Doch die Ungleichbehandlung ist mit den Kosten für das Pissoir noch nicht aufgehoben. 

Frauen müssen häufiger aufs Klo

Im Jänner 2026 gab es eine Petition, in der die Abschaffung der Kostenpflicht für alle öffentlichen WCs gefordert wurde. Die Inititator:innen betonten, dass Frauen besonders betroffen sind von den Gebühren: Nicht nur, weil sie die Gratis-Pissoirs eben nicht nutzen können. Sie müssen zudem häufiger Toiletten aufsuchen. Erstens, weil sie öfter mit Kindern unterwegs sind, die nunmal auch aufs Klo müssen. Menstruation, Schwangerschaft, Blasenentzündung und Blasenschwäche führen zusätzlich dazu, dass Frauen öfter auf die Toilette müssen. 

Die Kosten treffen Frauen also stärker als Männer. 

Klos in Salzburg: Fair ist es erst, wenn alle pinkeln können

Außerdem: Auch benachteiligte Gruppen wie wohnungslose oder chronisch kranke Menschen leiden stark unter den Gebühren. Ebenso Menschen mit niedrigen Einkommen, was statistisch gesehen auch eher Frauen sind. Weil Frauen weniger bezahlt bekommen (Gender Pay Gap), häufiger die Carearbeit übernehmen und weniger Stunden einer Erwerbsarbeit nachgehen können (Gender Care Gap), seltener in Führungspositionen befördert werden und wegen all dieser Gründe häufiger von Altersarmut betroffen sind (Gender Pension Gap). 

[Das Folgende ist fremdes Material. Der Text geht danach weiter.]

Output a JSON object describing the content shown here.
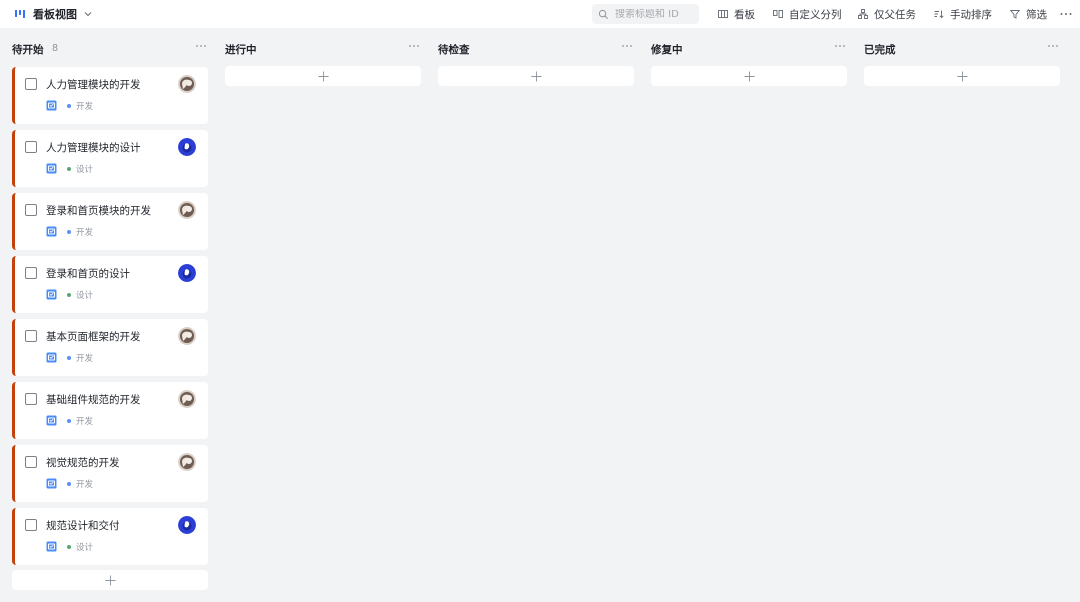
{
  "header": {
    "view_title": "看板视图",
    "view_icon": "kanban-view-icon",
    "search_placeholder": "搜索标题和 ID",
    "toolbar": [
      {
        "label": "看板",
        "icon": "board-layout-icon"
      },
      {
        "label": "自定义分列",
        "icon": "custom-columns-icon"
      },
      {
        "label": "仅父任务",
        "icon": "parent-task-icon"
      },
      {
        "label": "手动排序",
        "icon": "sort-icon"
      },
      {
        "label": "筛选",
        "icon": "filter-icon"
      }
    ],
    "more_label": "···"
  },
  "colors": {
    "accent": "#3370ff",
    "card_border": "#c2410c",
    "tag_dev": "#5b8ff9",
    "tag_design": "#5aa86f",
    "background": "#f2f3f5"
  },
  "columns": [
    {
      "title": "待开始",
      "count": "8",
      "cards": [
        {
          "title": "人力管理模块的开发",
          "tag": "开发",
          "avatar": "avatar-a"
        },
        {
          "title": "人力管理模块的设计",
          "tag": "设计",
          "avatar": "avatar-b"
        },
        {
          "title": "登录和首页模块的开发",
          "tag": "开发",
          "avatar": "avatar-a"
        },
        {
          "title": "登录和首页的设计",
          "tag": "设计",
          "avatar": "avatar-b"
        },
        {
          "title": "基本页面框架的开发",
          "tag": "开发",
          "avatar": "avatar-a"
        },
        {
          "title": "基础组件规范的开发",
          "tag": "开发",
          "avatar": "avatar-a"
        },
        {
          "title": "视觉规范的开发",
          "tag": "开发",
          "avatar": "avatar-a"
        },
        {
          "title": "规范设计和交付",
          "tag": "设计",
          "avatar": "avatar-b"
        }
      ]
    },
    {
      "title": "进行中",
      "count": "",
      "cards": []
    },
    {
      "title": "待检查",
      "count": "",
      "cards": []
    },
    {
      "title": "修复中",
      "count": "",
      "cards": []
    },
    {
      "title": "已完成",
      "count": "",
      "cards": []
    }
  ]
}
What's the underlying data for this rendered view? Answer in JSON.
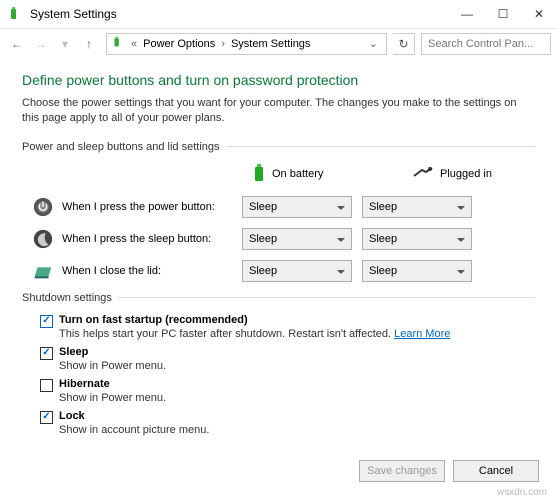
{
  "window": {
    "title": "System Settings",
    "minimize": "—",
    "maximize": "☐",
    "close": "✕"
  },
  "nav": {
    "back": "←",
    "forward": "→",
    "recent": "▾",
    "up": "↑",
    "crumb1": "Power Options",
    "crumb2": "System Settings",
    "search_placeholder": "Search Control Pan..."
  },
  "page": {
    "heading": "Define power buttons and turn on password protection",
    "description": "Choose the power settings that you want for your computer. The changes you make to the settings on this page apply to all of your power plans.",
    "group1_label": "Power and sleep buttons and lid settings",
    "col_battery": "On battery",
    "col_plugged": "Plugged in",
    "row_power_label": "When I press the power button:",
    "row_sleep_label": "When I press the sleep button:",
    "row_lid_label": "When I close the lid:",
    "sel_value": "Sleep",
    "group2_label": "Shutdown settings",
    "fast_title": "Turn on fast startup (recommended)",
    "fast_desc_a": "This helps start your PC faster after shutdown. Restart isn't affected. ",
    "fast_learn": "Learn More",
    "sleep_title": "Sleep",
    "sleep_desc": "Show in Power menu.",
    "hibernate_title": "Hibernate",
    "hibernate_desc": "Show in Power menu.",
    "lock_title": "Lock",
    "lock_desc": "Show in account picture menu."
  },
  "footer": {
    "save": "Save changes",
    "cancel": "Cancel"
  },
  "watermark": "wsxdn.com"
}
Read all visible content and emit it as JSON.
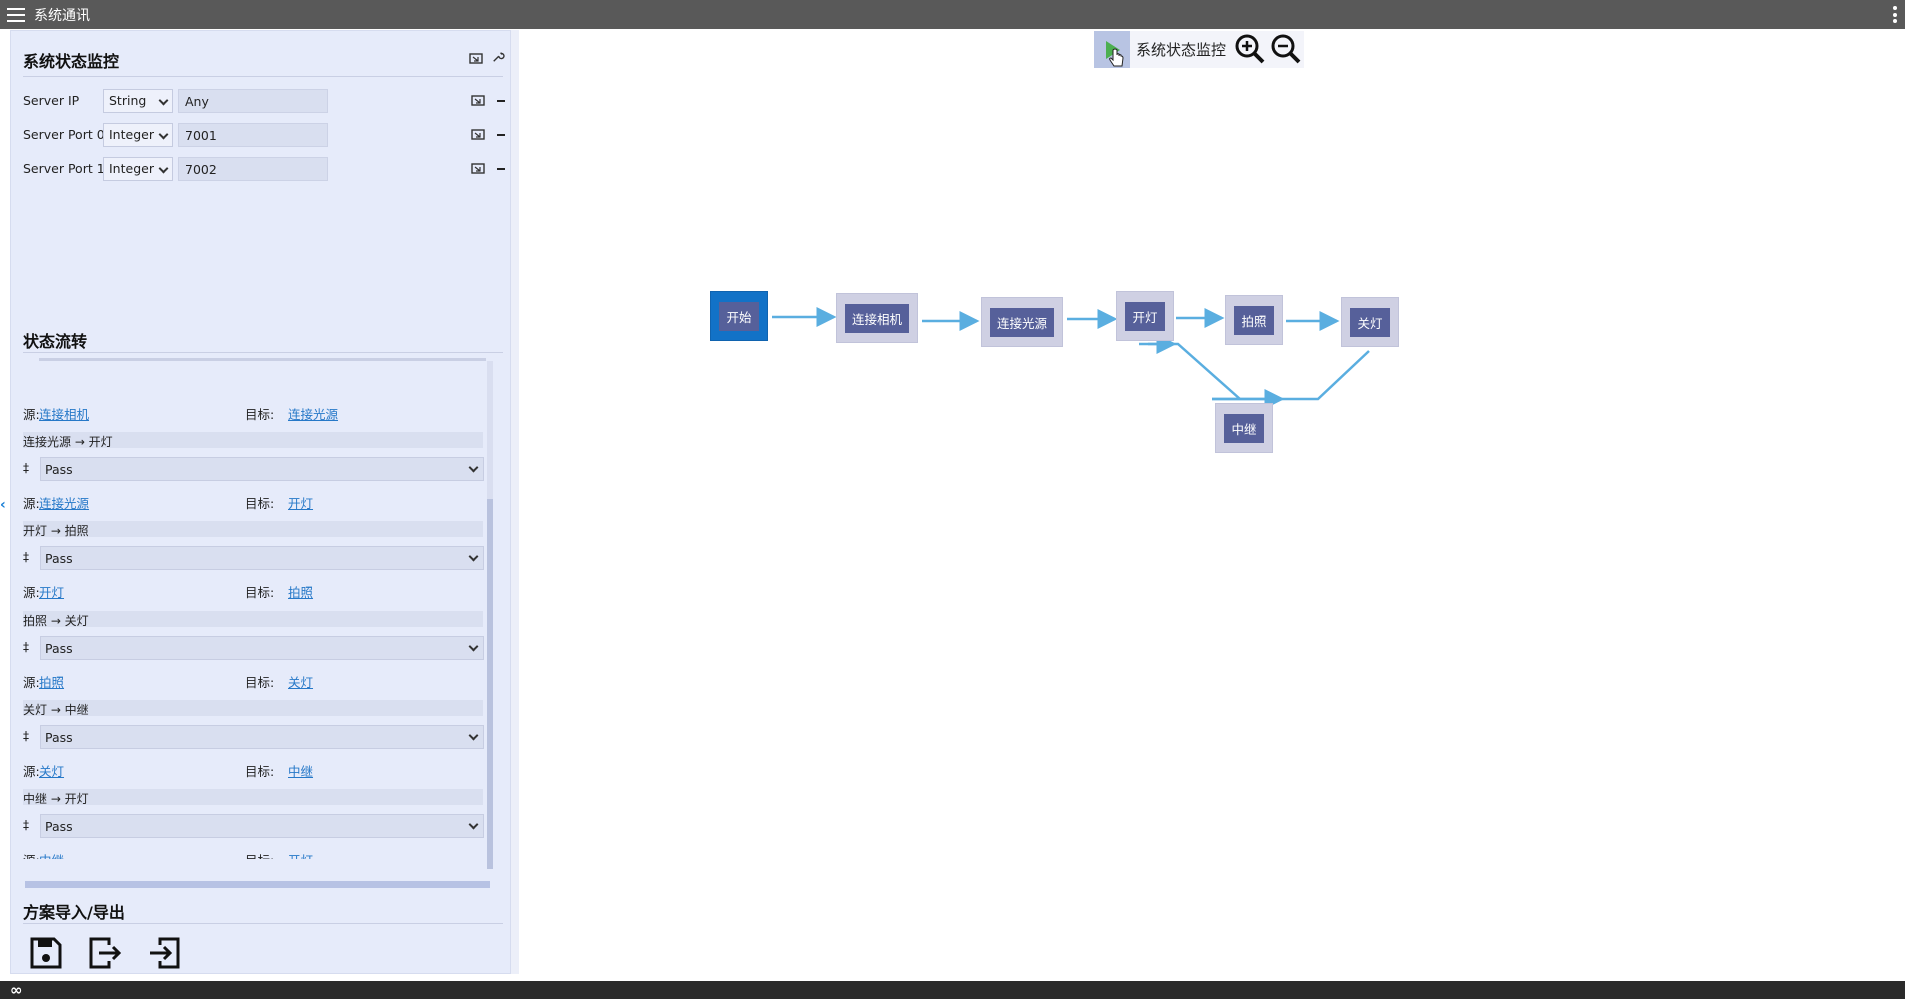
{
  "app": {
    "title": "系统通讯"
  },
  "panel": {
    "title": "系统状态监控",
    "params": [
      {
        "label": "Server IP",
        "type": "String",
        "value": "Any"
      },
      {
        "label": "Server Port 0",
        "type": "Integer",
        "value": "7001"
      },
      {
        "label": "Server Port 1",
        "type": "Integer",
        "value": "7002"
      }
    ],
    "transitions_title": "状态流转",
    "transitions": {
      "first_link": {
        "source_label": "源:",
        "source": "连接相机",
        "target_label": "目标:",
        "target": "连接光源"
      },
      "items": [
        {
          "header": "连接光源 → 开灯",
          "condition": "Pass",
          "source_label": "源:",
          "source": "连接光源",
          "target_label": "目标:",
          "target": "开灯"
        },
        {
          "header": "开灯 → 拍照",
          "condition": "Pass",
          "source_label": "源:",
          "source": "开灯",
          "target_label": "目标:",
          "target": "拍照"
        },
        {
          "header": "拍照 → 关灯",
          "condition": "Pass",
          "source_label": "源:",
          "source": "拍照",
          "target_label": "目标:",
          "target": "关灯"
        },
        {
          "header": "关灯 → 中继",
          "condition": "Pass",
          "source_label": "源:",
          "source": "关灯",
          "target_label": "目标:",
          "target": "中继"
        },
        {
          "header": "中继 → 开灯",
          "condition": "Pass",
          "source_label": "源:",
          "source": "中继",
          "target_label": "目标:",
          "target": "开灯"
        }
      ],
      "condition_tick": "‡"
    },
    "export_title": "方案导入/导出"
  },
  "toolbar": {
    "run_label": "系统状态监控"
  },
  "flow": {
    "nodes": [
      "开始",
      "连接相机",
      "连接光源",
      "开灯",
      "拍照",
      "关灯",
      "中继"
    ],
    "edge_color": "#5aaee0",
    "active_color": "#1272c7"
  }
}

Während also alle pinkeln müssen, können sich das manche schlicht nicht leisten. Und Frauen können auch nicht ausweichen. Sie werden wohl nicht drumherum kommen, für’s Klo zu zahlen. Und in Salzburg werden sie künftig sogar noch mehr Geld dafür ausgeben müssen. Währenddessen können Männer trotzdem gratis pinkeln und werden das zumindest in Teilen auch tun. Wir haben es alle schon erlebt: Steht gerade kein (gratis) Klo zur Verfügung, pinkeln Männer halt wild - an Büsche, zwischen Autos, hinter Hauswände.

(Um die Kommentare gleich vorwegzunehmen: Frauen können rein theoretisch auch einfach irgendwohin pinkeln, ja. Es ist für sie jedoch deutlich gefährlicher. Frauen sind öfter Opfer sexualisierter Gewalt. Sich im öffentlichen Raum zu entblößen ist nicht sicher. Und mit heruntergezogener Hose kann man im Zweifelsfall auch nicht flüchten. Also nein, sie können in der Praxis nicht einfach wie Männer irgendwohin pinkeln.)

Das Ergebnis in Salzburg wird also sein: Männer pinkeln überall hin und Frauen zahlen noch mehr fürs Klo.

Wir brauchen nicht kostenpflichtige Klos für alle, sondern gratis Klos für alle. Den “unfairen Vorteil für Männer”, wie der Standard schreibt, werden wir nur abschaffen, wenn endlich alle gratis pinkeln können.